Matrix Inverse Square Root (SPD) with Fixed-Budget GEMM Kernels

A practical guide to matrix inverse square root iterations for SPD matrices, focusing on GPU-friendly GEMM kernels and fixed-budget convergence.

Posted Feb 21, 2026 Updated Feb 22, 2026

By Ji-Ha Kim

10 min read

Link to PyTorch implementation on GitHub: https://github.com/JiHa-Kim/fast-matrix-invsqrt

1. Background and motivation

Many ML systems repeatedly need to “whiten” or precondition vectors using a covariance-like SPD matrix $A \succ 0$ (Amari, 1998) (Davidon, 1959) (Anil et al., 2021) (rohan anil [@arohan], 2024). A canonical operator is the inverse square root $A^{-1/2}$ , defined as the unique SPD matrix $$X$$ such that

\[ X A X = I. \]

If we can apply (or approximate) $A^{-1/2}$ quickly, we can stabilize optimization or normalization while avoiding expensive factorizations.

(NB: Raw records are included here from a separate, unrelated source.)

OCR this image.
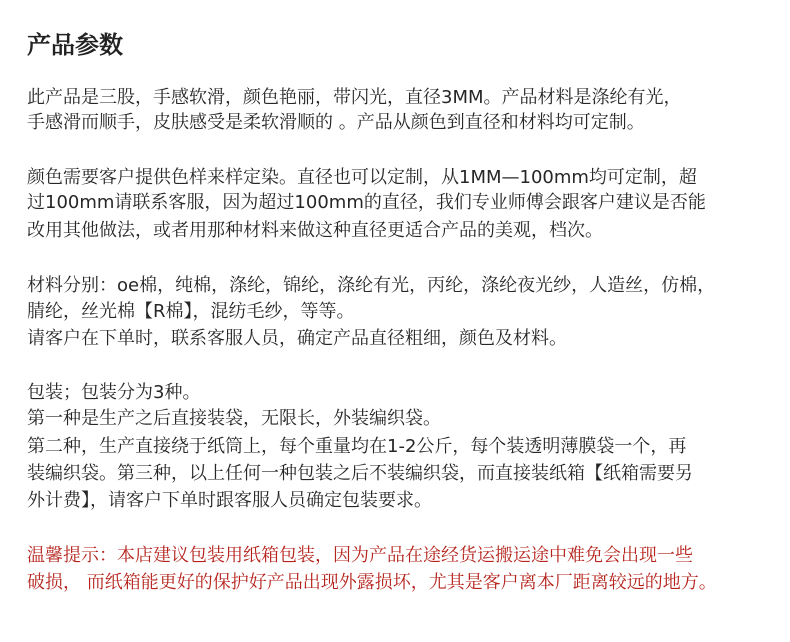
产品参数
此产品是三股，手感软滑，颜色艳丽，带闪光，直径3MM。产品材料是涤纶有光，
手感滑而顺手，皮肤感受是柔软滑顺的 。产品从颜色到直径和材料均可定制。
颜色需要客户提供色样来样定染。直径也可以定制，从1MM—100mm均可定制，超
过100mm请联系客服，因为超过100mm的直径，我们专业师傅会跟客户建议是否能
改用其他做法，或者用那种材料来做这种直径更适合产品的美观，档次。
材料分别：oe棉，纯棉，涤纶，锦纶，涤纶有光，丙纶，涤纶夜光纱，人造丝，仿棉，
腈纶，丝光棉【R棉】，混纺毛纱，等等。
请客户在下单时，联系客服人员，确定产品直径粗细，颜色及材料。
包装；包装分为3种。
第一种是生产之后直接装袋，无限长，外装编织袋。
第二种，生产直接绕于纸筒上，每个重量均在1-2公斤，每个装透明薄膜袋一个，再
装编织袋。第三种，以上任何一种包装之后不装编织袋，而直接装纸箱【纸箱需要另
外计费】，请客户下单时跟客服人员确定包装要求。
温馨提示：本店建议包装用纸箱包装，因为产品在途经货运搬运途中难免会出现一些
破损， 而纸箱能更好的保护好产品出现外露损坏，尤其是客户离本厂距离较远的地方。
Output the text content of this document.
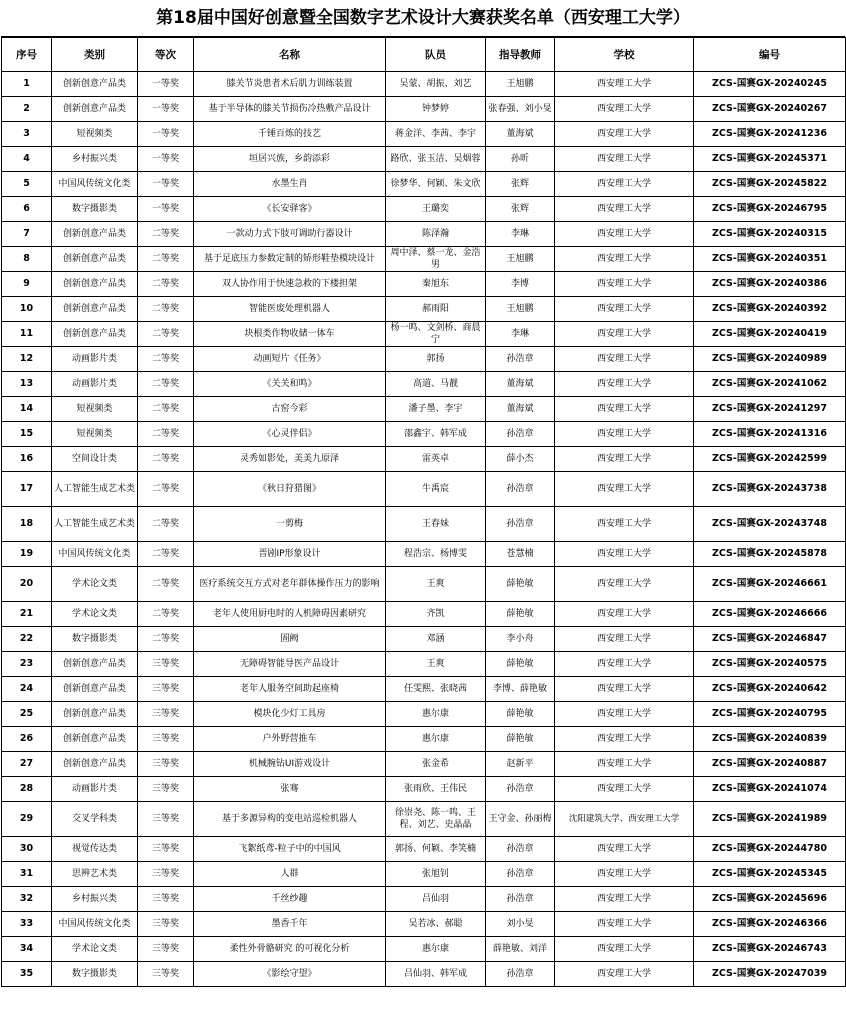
第18届中国好创意暨全国数字艺术设计大赛获奖名单（西安理工大学）
序号	类别	等次	名称	队员	指导教师	学校	编号
1	创新创意产品类	一等奖	膝关节炎患者术后肌力训练装置	吴蒙、胡振、刘艺	王旭鹏	西安理工大学	ZCS-国赛GX-20240245
2	创新创意产品类	一等奖	基于半导体的膝关节损伤冷热敷产品设计	钟梦婷	张春强、刘小旻	西安理工大学	ZCS-国赛GX-20240267
3	短视频类	一等奖	千锤百炼的技艺	蒋金洋、李茜、李宇	董海斌	西安理工大学	ZCS-国赛GX-20241236
4	乡村振兴类	一等奖	垣居兴族，乡韵添彩	路欣、张玉洁、吴烟蓉	孙昕	西安理工大学	ZCS-国赛GX-20245371
5	中国风传统文化类	一等奖	水墨生肖	徐梦华、何颖、朱文欣	张辉	西安理工大学	ZCS-国赛GX-20245822
6	数字摄影类	一等奖	《长安驿客》	王璐奕	张辉	西安理工大学	ZCS-国赛GX-20246795
7	创新创意产品类	二等奖	一款动力式下肢可调助行器设计	陈泽瀚	李琳	西安理工大学	ZCS-国赛GX-20240315
8	创新创意产品类	二等奖	基于足底压力参数定制的矫形鞋垫模块设计	周中泽、蔡一龙、金浩男	王旭鹏	西安理工大学	ZCS-国赛GX-20240351
9	创新创意产品类	二等奖	双人协作用于快速急救的下楼担架	秦旭东	李博	西安理工大学	ZCS-国赛GX-20240386
10	创新创意产品类	二等奖	智能医废处理机器人	郝雨阳	王旭鹏	西安理工大学	ZCS-国赛GX-20240392
11	创新创意产品类	二等奖	块根类作物收储一体车	杨一鸣、文剑桥、商晨宁	李琳	西安理工大学	ZCS-国赛GX-20240419
12	动画影片类	二等奖	动画短片《任务》	郭扬	孙浩章	西安理工大学	ZCS-国赛GX-20240989
13	动画影片类	二等奖	《关关和鸣》	高道、马靓	董海斌	西安理工大学	ZCS-国赛GX-20241062
14	短视频类	二等奖	古窑今彩	潘子墨、李宇	董海斌	西安理工大学	ZCS-国赛GX-20241297
15	短视频类	二等奖	《心灵伴侣》	邵鑫宇、韩军成	孙浩章	西安理工大学	ZCS-国赛GX-20241316
16	空间设计类	二等奖	灵秀如影处，美美九原泽	雷英卓	薛小杰	西安理工大学	ZCS-国赛GX-20242599
17	人工智能生成艺术类	二等奖	《秋日狩猎图》	牛禹宸	孙浩章	西安理工大学	ZCS-国赛GX-20243738
18	人工智能生成艺术类	二等奖	一剪梅	王春妹	孙浩章	西安理工大学	ZCS-国赛GX-20243748
19	中国风传统文化类	二等奖	晋剧IP形象设计	程浩宗、杨博雯	苍慧楠	西安理工大学	ZCS-国赛GX-20245878
20	学术论文类	二等奖	医疗系统交互方式对老年群体操作压力的影响	王爽	薛艳敏	西安理工大学	ZCS-国赛GX-20246661
21	学术论文类	二等奖	老年人使用厨电时的人机障碍因素研究	齐凯	薛艳敏	西安理工大学	ZCS-国赛GX-20246666
22	数字摄影类	二等奖	圄阙	邓涵	李小舟	西安理工大学	ZCS-国赛GX-20246847
23	创新创意产品类	三等奖	无障碍智能导医产品设计	王爽	薛艳敏	西安理工大学	ZCS-国赛GX-20240575
24	创新创意产品类	三等奖	老年人服务空间助起座椅	任雯熙、张晓茜	李博、薛艳敏	西安理工大学	ZCS-国赛GX-20240642
25	创新创意产品类	三等奖	模块化少灯工具房	惠尔康	薛艳敏	西安理工大学	ZCS-国赛GX-20240795
26	创新创意产品类	三等奖	户外野营推车	惠尔康	薛艳敏	西安理工大学	ZCS-国赛GX-20240839
27	创新创意产品类	三等奖	机械腕钻UI游戏设计	张金希	赵新平	西安理工大学	ZCS-国赛GX-20240887
28	动画影片类	三等奖	张骞	张雨欣、王伟民	孙浩章	西安理工大学	ZCS-国赛GX-20241074
29	交叉学科类	三等奖	基于多源异构的变电站巡检机器人	徐崇尧、陈一鸣、王程、刘艺、史晶晶	王守金、孙丽梅	沈阳建筑大学、西安理工大学	ZCS-国赛GX-20241989
30	视觉传达类	三等奖	飞絮纸鸢-粒子中的中国风	郭扬、何颖、李笑楠	孙浩章	西安理工大学	ZCS-国赛GX-20244780
31	思辨艺术类	三等奖	人群	张旭钊	孙浩章	西安理工大学	ZCS-国赛GX-20245345
32	乡村振兴类	三等奖	千丝纱趣	吕仙羽	孙浩章	西安理工大学	ZCS-国赛GX-20245696
33	中国风传统文化类	三等奖	墨香千年	吴若冰、郝聪	刘小旻	西安理工大学	ZCS-国赛GX-20246366
34	学术论文类	三等奖	柔性外骨骼研究 的可视化分析	惠尔康	薛艳敏、刘洋	西安理工大学	ZCS-国赛GX-20246743
35	数字摄影类	三等奖	《影绘守望》	吕仙羽、韩军成	孙浩章	西安理工大学	ZCS-国赛GX-20247039
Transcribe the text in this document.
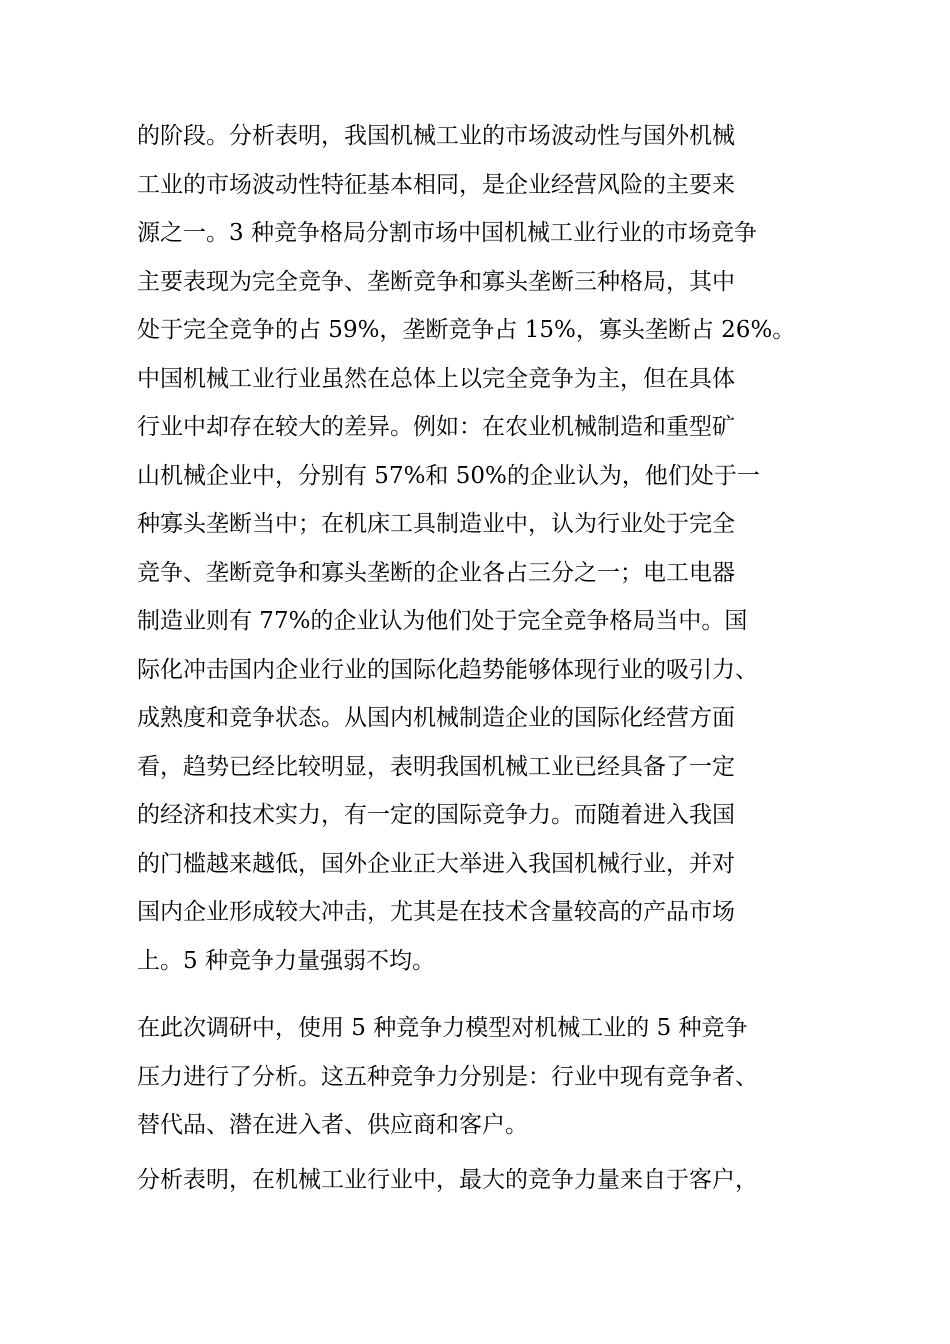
的阶段。分析表明，我国机械工业的市场波动性与国外机械
工业的市场波动性特征基本相同，是企业经营风险的主要来
源之一。3 种竞争格局分割市场中国机械工业行业的市场竞争
主要表现为完全竞争、垄断竞争和寡头垄断三种格局，其中
处于完全竞争的占 59%，垄断竞争占 15%，寡头垄断占 26%。
中国机械工业行业虽然在总体上以完全竞争为主，但在具体
行业中却存在较大的差异。例如：在农业机械制造和重型矿
山机械企业中，分别有 57%和 50%的企业认为，他们处于一
种寡头垄断当中；在机床工具制造业中，认为行业处于完全
竞争、垄断竞争和寡头垄断的企业各占三分之一；电工电器
制造业则有 77%的企业认为他们处于完全竞争格局当中。国
际化冲击国内企业行业的国际化趋势能够体现行业的吸引力、
成熟度和竞争状态。从国内机械制造企业的国际化经营方面
看，趋势已经比较明显，表明我国机械工业已经具备了一定
的经济和技术实力，有一定的国际竞争力。而随着进入我国
的门槛越来越低，国外企业正大举进入我国机械行业，并对
国内企业形成较大冲击，尤其是在技术含量较高的产品市场
上。5 种竞争力量强弱不均。
在此次调研中，使用 5 种竞争力模型对机械工业的 5 种竞争
压力进行了分析。这五种竞争力分别是：行业中现有竞争者、
替代品、潜在进入者、供应商和客户。
分析表明，在机械工业行业中，最大的竞争力量来自于客户，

In deep learning settings, two practical constraints dominate:

Throughput: kernels should be dominated by GEMMs (matrix-matrix multiplies), which are highly optimized on GPUs.
Low precision: bf16/fp16 arithmetic is common, so we want iterations that remain stable and deliver “good enough” accuracy in a small, fixed number of steps.

This repo is built around that viewpoint: implement a small family of matmul-only inverse-square-root iterations, normalize inputs to make them behave well under fixed budgets, and decide winners empirically using a benchmark harness.

Recent work on GPU-friendly polar/sign methods in ML makes the same point: high accuracy is often unnecessary, while GEMM-only iterations and fast early progress matter (Anil et al., 2021) (Amsel et al., 2025) (Boissin et al., 2025)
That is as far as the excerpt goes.